Manual for developers
The environmental protection department is also working on a code for new development within the county. Today, the ordinance focuses less on water quality and more on flooding issues.
Bird said the code is months away from being ready for county commissioners’ review, as his team is working on a third draft. The first two were published in 2016.
Rory Causseaux, CEO of the engineering firm CHW, said it’s typical for development codes to include presumption of compliance, which assumes if developers meet the construction standards then they’ll also meet the pollution standards, even though pollution output won’t be measured.
But research shows the county codes’ presumptions are wrong. While developers follow guidance to reduce pollution levels by certain percentages, those actions don’t actually reduce pollution levels by the necessary quota.

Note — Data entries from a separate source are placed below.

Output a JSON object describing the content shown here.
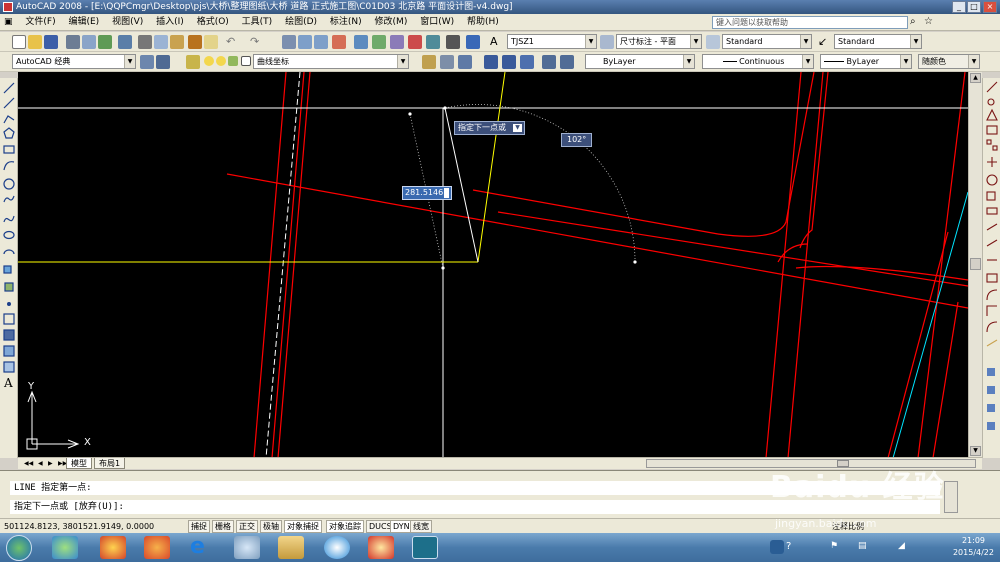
{
  "window": {
    "title": "AutoCAD 2008 - [E:\\QQPCmgr\\Desktop\\pjs\\大桥\\整理图纸\\大桥 道路 正式施工图\\C01D03 北京路 平面设计图-v4.dwg]",
    "minimize": "_",
    "maximize": "□",
    "close": "×"
  },
  "menu": {
    "items": [
      "文件(F)",
      "编辑(E)",
      "视图(V)",
      "插入(I)",
      "格式(O)",
      "工具(T)",
      "绘图(D)",
      "标注(N)",
      "修改(M)",
      "窗口(W)",
      "帮助(H)"
    ],
    "help_search_placeholder": "键入问题以获取帮助"
  },
  "toolbar1": {
    "text_style": "TJSZ1",
    "dim_style": "尺寸标注 - 平面",
    "table_style": "Standard",
    "multileader_style": "Standard"
  },
  "toolbar2": {
    "workspace": "AutoCAD 经典",
    "layer": "曲线坐标",
    "color": "ByLayer",
    "linetype": "Continuous",
    "lineweight": "ByLayer",
    "plotstyle": "随颜色"
  },
  "canvas": {
    "tooltip_prompt": "指定下一点或",
    "length_input": "281.5146",
    "angle_input": "102°",
    "ucs_x": "X",
    "ucs_y": "Y"
  },
  "layout_tabs": {
    "nav": [
      "◀◀",
      "◀",
      "▶",
      "▶▶"
    ],
    "model": "模型",
    "layout1": "布局1"
  },
  "command": {
    "line1": "LINE 指定第一点:",
    "line2": "指定下一点或 [放弃(U)]:"
  },
  "status": {
    "coords": "501124.8123, 3801521.9149, 0.0000",
    "buttons": [
      "捕捉",
      "栅格",
      "正交",
      "极轴",
      "对象捕捉",
      "对象追踪",
      "DUCS",
      "DYN",
      "线宽"
    ],
    "annotation_scale": "注释比例"
  },
  "taskbar": {
    "time": "21:09",
    "date": "2015/4/22"
  },
  "watermark": {
    "main": "Baidu 经验",
    "sub": "jingyan.baidu.com"
  },
  "colors": {
    "canvas_bg": "#000000",
    "road_red": "#ff0000",
    "construction_yellow": "#ffff00",
    "cyan_line": "#00e5ff",
    "crosshair": "#ffffff"
  }
}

Bird agreed the current codes are based on research now more than 20 years old and haven’t met the goals they were designed to deliver.
The county’s stormwater assessment now needs to develop funds to pay for “legacy pollution,” Bird said, and new development codes need to follow research that could work toward protecting the environment.
“The pollution didn’t happen overnight,” he said.
The ground in Alachua County is different on the east from the west.
East of I-75, a clay layer between soil and the Floridan Aquifer naturally filters the water slowly enough for natural bacteria to treat pollution.
West of I-75, though, the ground is sandy all the way to the aquifer, so stormwater percolates the layers of dirt too quickly for much of anything to filter out pollutants once it hits the ground.
Part of the county is managed by the St. Johns River Water Management District, and part is managed by the Suwannee River Water Management District. Bird said those regulations also focus more on flood issues, but Causseaux said developers were wary of juggling different criteria between the county and water management districts.
Livingston said by 2000, state environmental protection workers knew best-practice managements were out of date. Research began raising questions about whether unfiltered pollutants take days, months or years to show up in surface water.
It’s also unclear how much nitrogen and phosphorous are already being removed by nature or by developments’ filtering practices. A code with a pollutant reduction goal of 70 percent is difficult to enforce, since no one knows what 100 percent of a development’s raw pollutants might be.
Causseaux said he wanted the county to have more certainty that its proposed solutions will have an impact on pollution before making mandates for developers.
“We need to know how effective we’re being now with our current best practices,” Causseaux said.
That changes the costs of development. Preventative techniques, like adding filtering material to the bottom of developments’ basins, costs money.
But so does cleaning up decades of pollution.
“There are certainly things we can do to improve the situation,” said Clark, the UF researcher. “I don’t think you can walk away from it. You’re not going to have a 100 percent solving of it, either.”